Well, not quite the end just yet.

Yesterday I passed 60k. My goal this year (revised after actually reaching 50k early) is 75k. I also hoped that I would be able to actually finish my novel, but there’s just too much plot. Frankly I doubt I’ll even finish it in December. BUT I’ll keep writing until it’s done. Properly done, not the “list what is going to happen because you can’t be bothered to write everything out because you’re so tired of writing the novel” kind of done. I actually like this story. After 60k I still do. I think that has been my major achievement this year, apart from winning – being able to be happy with a story. The characters, the plot, things just seem to have come together neatly this year.

Part of it is because I have refined my characters a lot. Both of my MCs are somewhat more realistic than they were, and they interact better. Part of it is because I feel I have a good plot that is motivated by previous events and the characters themselves. I won’t say that I haven’t read (and written) my share of “epic quest”-books (“only YOU can save the world!”), but… I like the books where things happen because of other things better.

I still don’t understand how the heck I actually found the time to write, though.
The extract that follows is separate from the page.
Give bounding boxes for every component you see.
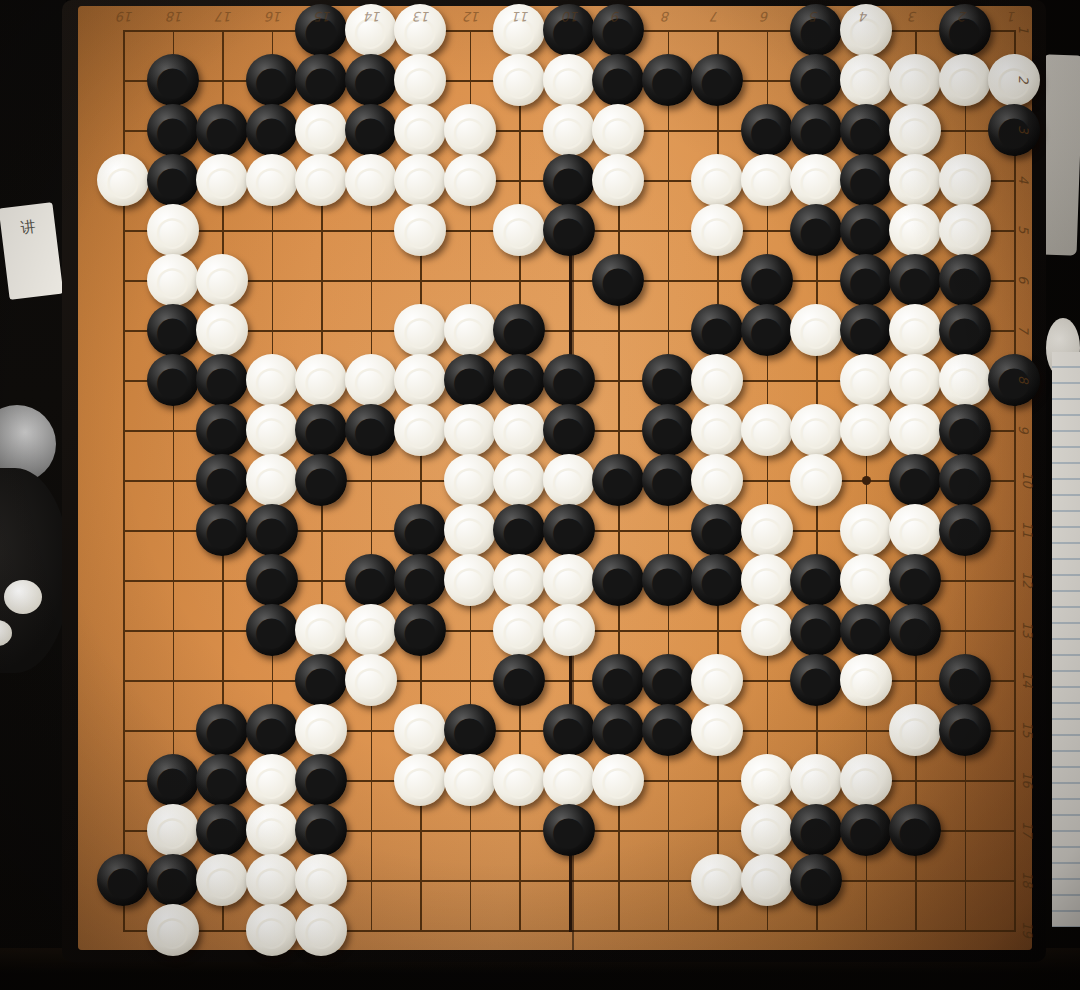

Of non-writerly things, I came back from my very first conference two days ago. It was MONS 14 (meeting on the Norwegian language), in Tromsø, and I loved it. Of course I was nervous before giving my talk, but people seemed to like it even if they didn’t quite buy it, to put it that way. But I like critical questions better than no questions, by far, so I’m happy.

Now I’m extremely tired. The schedule at the conference was extremely hectic (I think I had one or two hours to myself every day), and while it was fun I am glad it is over. I’m not made for socializing this much. The downside of the conference, though, is that I really wish I was still studying. Or was studying again. But since I cannot get student loans anymore (I’m no longer able to apply since I’ve been studying for so long) I’ll have to wait until I can save up some money, or until I get accepted into a PhD program (hopefully).